SOLEMNIDAD DE SANTIAGO (C)

Lecturas: Hch 4,33; 5, 12.27-33; 12, 2; 2 Co 4, 7-15; Mt 20, 20-28

Siguieron a Cristo. Celebramos la fiesta de Santiago el Mayor, uno de los apóstoles de Jesucristo. Según la tradición, predicó el Evangelio en España. Y fue el primer apóstol en dar la vida por su Maestro: El rey Herodes hizo pasar a cuchillo a Santiago, hermano de Juan. De la vida de este apóstol sabemos bastante. Era natural de Betsaida, ciudad de Galilea, en la ribera norte del lago de Tiberiades. Sus padres eran Zebedeo y Salomé; y su hermano, Juan. Formaban una familia acomodada. Su profesión, como la de su padre y hermano, era la de pescador.

Tanto Santiago, como el resto de su familia, al conocer al Señor no dudan en ponerse a su total disposición. Santiago y Juan, en respuesta a la llamada de Jesús, dejando a su padre Zebedeo en la barca con los jornaleros, se fueron tras de Él (Mc 1, 20). Salomé, la madre, siguió también a Jesús, sirviéndole con sus bienes en Galilea y Jerusalén, y acompañándole hasta el Calvario.
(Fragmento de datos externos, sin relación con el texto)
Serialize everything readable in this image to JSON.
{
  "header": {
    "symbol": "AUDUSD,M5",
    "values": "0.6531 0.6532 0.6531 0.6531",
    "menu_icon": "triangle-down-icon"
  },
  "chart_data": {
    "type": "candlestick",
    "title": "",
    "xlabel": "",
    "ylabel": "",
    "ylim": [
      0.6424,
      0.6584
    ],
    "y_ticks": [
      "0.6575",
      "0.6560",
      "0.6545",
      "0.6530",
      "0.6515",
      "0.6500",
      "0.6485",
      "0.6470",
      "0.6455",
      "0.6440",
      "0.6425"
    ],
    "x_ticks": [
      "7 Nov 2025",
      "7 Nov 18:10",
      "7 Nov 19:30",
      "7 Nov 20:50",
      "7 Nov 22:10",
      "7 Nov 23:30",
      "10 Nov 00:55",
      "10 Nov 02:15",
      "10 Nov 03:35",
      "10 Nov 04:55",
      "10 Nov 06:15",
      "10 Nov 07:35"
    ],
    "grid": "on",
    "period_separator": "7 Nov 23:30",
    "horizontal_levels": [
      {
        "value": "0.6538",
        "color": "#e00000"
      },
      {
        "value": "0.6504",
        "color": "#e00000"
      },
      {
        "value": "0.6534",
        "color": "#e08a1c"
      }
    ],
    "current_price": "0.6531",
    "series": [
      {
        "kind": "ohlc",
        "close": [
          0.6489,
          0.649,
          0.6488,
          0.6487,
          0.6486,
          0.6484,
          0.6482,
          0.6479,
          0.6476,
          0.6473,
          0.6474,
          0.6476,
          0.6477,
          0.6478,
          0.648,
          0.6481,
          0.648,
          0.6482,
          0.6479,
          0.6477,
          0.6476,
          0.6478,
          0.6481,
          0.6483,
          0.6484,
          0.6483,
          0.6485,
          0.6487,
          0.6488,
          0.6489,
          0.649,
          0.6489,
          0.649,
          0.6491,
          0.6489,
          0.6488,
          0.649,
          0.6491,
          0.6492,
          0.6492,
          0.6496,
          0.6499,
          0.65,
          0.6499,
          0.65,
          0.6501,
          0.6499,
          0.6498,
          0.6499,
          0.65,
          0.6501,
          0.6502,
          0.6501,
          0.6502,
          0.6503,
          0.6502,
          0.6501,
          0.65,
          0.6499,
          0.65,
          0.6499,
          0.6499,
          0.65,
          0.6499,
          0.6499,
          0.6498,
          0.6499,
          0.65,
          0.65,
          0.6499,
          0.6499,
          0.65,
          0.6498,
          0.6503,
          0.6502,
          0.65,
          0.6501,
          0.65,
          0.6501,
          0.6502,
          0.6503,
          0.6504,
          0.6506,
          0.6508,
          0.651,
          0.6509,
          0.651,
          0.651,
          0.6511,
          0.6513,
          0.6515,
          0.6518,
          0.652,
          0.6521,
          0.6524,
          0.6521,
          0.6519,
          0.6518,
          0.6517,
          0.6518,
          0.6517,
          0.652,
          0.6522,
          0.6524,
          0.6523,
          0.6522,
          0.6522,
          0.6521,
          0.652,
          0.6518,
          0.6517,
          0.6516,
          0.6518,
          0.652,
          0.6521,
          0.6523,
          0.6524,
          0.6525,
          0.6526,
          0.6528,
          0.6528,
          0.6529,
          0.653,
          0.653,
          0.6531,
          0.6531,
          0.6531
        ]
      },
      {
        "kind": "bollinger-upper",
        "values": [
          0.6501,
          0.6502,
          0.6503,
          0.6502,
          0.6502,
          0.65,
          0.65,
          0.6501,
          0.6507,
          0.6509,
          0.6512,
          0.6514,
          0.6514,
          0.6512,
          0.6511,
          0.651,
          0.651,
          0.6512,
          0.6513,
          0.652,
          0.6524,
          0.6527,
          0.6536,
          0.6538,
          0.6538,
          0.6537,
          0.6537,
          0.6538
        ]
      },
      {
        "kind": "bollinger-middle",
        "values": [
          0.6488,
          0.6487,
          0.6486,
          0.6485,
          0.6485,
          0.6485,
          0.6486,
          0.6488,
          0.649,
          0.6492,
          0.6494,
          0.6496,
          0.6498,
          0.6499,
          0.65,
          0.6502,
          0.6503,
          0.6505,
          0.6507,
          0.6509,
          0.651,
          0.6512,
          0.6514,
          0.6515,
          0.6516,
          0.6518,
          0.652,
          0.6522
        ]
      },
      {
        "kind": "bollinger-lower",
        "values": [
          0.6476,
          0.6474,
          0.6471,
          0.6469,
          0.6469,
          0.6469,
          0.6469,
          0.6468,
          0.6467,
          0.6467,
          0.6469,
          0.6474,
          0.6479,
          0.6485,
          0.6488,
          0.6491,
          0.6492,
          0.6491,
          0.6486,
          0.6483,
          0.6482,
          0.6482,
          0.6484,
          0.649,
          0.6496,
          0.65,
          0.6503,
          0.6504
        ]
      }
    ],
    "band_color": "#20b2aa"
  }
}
Hijos del trueno. Cuando aún era joven recibió la vocación, la llamada de Dios. Tendría unos 18 años, pues era un poco mayor que Juan, el apóstol adolescente. Santiago fue testigo de los principales  milagros obrados por el Señor. Junto con Pedro y con su hermano Juan, Santiago recibió del Señor particulares muestras de confianza y de amistad. Jesucristo quiso que sólo estos apóstoles le acompañasen cuando resucitó a la hija de Jairo; o que fueran testigos de su Transfiguración en el monte Tabor. Tam­bién en Getsemaní son los que están más cerca de Jesucristo.

Los evangelistas han dejado constancia del carácter fuerte de los dos hermanos, hijos de Zebedeo. Así se explica porque el Señor les llamó hijos del trueno. Pero también sobresale el amor apasionado que tuvieron al Señor, que les hizo reaccionar alguna vez con cierta vehemencia contra los que rechazaban a su Maestro. Cuando unos samaritanos no quisieron recibir a Cristo, Santiago y Juan proponen a Jesús: Señor, ¿quieres que digamos que baje fuego del cielo y los consuma? (Lc 9, 54).
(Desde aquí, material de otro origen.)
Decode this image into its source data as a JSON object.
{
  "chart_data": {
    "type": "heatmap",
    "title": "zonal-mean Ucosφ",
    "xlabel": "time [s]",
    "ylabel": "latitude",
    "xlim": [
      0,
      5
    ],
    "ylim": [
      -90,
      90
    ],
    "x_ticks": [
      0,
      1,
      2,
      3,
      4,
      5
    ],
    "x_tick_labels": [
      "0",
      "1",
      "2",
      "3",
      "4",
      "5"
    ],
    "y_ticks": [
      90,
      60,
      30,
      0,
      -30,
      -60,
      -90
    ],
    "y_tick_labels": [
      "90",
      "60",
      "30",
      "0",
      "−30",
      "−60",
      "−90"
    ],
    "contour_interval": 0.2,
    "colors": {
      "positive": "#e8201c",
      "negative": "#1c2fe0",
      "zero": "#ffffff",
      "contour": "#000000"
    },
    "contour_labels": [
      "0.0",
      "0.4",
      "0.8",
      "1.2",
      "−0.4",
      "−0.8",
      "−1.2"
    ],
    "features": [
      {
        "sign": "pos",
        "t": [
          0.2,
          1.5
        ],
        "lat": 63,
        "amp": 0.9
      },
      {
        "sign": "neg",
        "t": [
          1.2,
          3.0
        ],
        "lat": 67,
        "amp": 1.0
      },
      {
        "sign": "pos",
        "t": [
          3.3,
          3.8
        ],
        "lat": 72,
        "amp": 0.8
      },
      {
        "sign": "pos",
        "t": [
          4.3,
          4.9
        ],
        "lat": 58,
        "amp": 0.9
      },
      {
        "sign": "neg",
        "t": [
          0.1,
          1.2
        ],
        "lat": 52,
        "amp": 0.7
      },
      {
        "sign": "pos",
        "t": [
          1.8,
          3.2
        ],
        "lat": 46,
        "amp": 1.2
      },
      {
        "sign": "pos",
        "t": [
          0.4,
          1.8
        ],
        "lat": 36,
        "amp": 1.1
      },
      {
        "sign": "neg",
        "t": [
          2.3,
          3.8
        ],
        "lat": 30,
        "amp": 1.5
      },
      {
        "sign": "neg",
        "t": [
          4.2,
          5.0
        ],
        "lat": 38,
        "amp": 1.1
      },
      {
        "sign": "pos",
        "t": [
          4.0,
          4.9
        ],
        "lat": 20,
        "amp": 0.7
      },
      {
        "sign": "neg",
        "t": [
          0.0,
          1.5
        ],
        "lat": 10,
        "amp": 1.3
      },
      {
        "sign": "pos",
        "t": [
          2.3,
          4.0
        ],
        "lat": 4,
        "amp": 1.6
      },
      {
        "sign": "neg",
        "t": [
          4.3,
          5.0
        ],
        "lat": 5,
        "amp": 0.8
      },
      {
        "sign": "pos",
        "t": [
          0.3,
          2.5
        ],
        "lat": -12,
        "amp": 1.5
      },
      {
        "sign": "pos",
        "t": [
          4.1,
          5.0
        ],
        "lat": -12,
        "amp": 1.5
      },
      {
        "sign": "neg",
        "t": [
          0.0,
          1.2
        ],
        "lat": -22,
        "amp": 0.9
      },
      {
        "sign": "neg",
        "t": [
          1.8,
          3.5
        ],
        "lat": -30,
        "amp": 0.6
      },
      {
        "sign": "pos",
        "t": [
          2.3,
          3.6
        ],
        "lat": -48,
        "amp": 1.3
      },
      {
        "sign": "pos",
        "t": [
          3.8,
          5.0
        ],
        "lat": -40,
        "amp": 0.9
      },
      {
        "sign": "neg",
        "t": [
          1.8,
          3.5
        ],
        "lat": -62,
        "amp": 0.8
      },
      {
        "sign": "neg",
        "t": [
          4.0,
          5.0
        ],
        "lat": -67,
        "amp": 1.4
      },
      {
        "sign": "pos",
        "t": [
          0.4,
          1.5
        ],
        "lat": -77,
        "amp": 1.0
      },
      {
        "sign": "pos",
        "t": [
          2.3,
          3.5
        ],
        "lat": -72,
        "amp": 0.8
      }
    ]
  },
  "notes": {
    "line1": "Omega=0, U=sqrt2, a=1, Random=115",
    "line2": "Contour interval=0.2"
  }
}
Una ambición santa. Entonces se le acercó la madre de los hijos de Zebedeo con sus hijos, postrándose para pedirle algo. Díjole Él: ¿Qué quieres? Ella le contestó: Di que estos dos hijos míos se sienten uno a tu derecha y otro a tu izquierda en tu reino. La petición de la madre es muestra de un deseo muy lógico: querer lo mejor para sus hijos. La palabra ambición tiene mala prensa, pero injustamente, porque se puede ambicionar cosas buenas. La ambición de Juan y Santiago es estupenda: estar cuanto más cerca del Señor, junto a su Maestro. He aquí otra buena ambición: Jesús, que yo sea el último en todo… y el primero en el Amor (San Josemaría Escrivá). ¿Te parece poca ambición?

La figura de Santiago está indisolublemente unida a los orígenes y fundamentos apostólicos de la fe de España. Su fiesta nos recuerda cada año que la Iglesia en España ha nacido regada por la sangre de los mártires; y que en los momentos más críticos de su historia ha encontrado la fuente de su fidelidad en la profesión de la fe en el Evangelio, vivida y renovada en la comunión de la Iglesia Católica.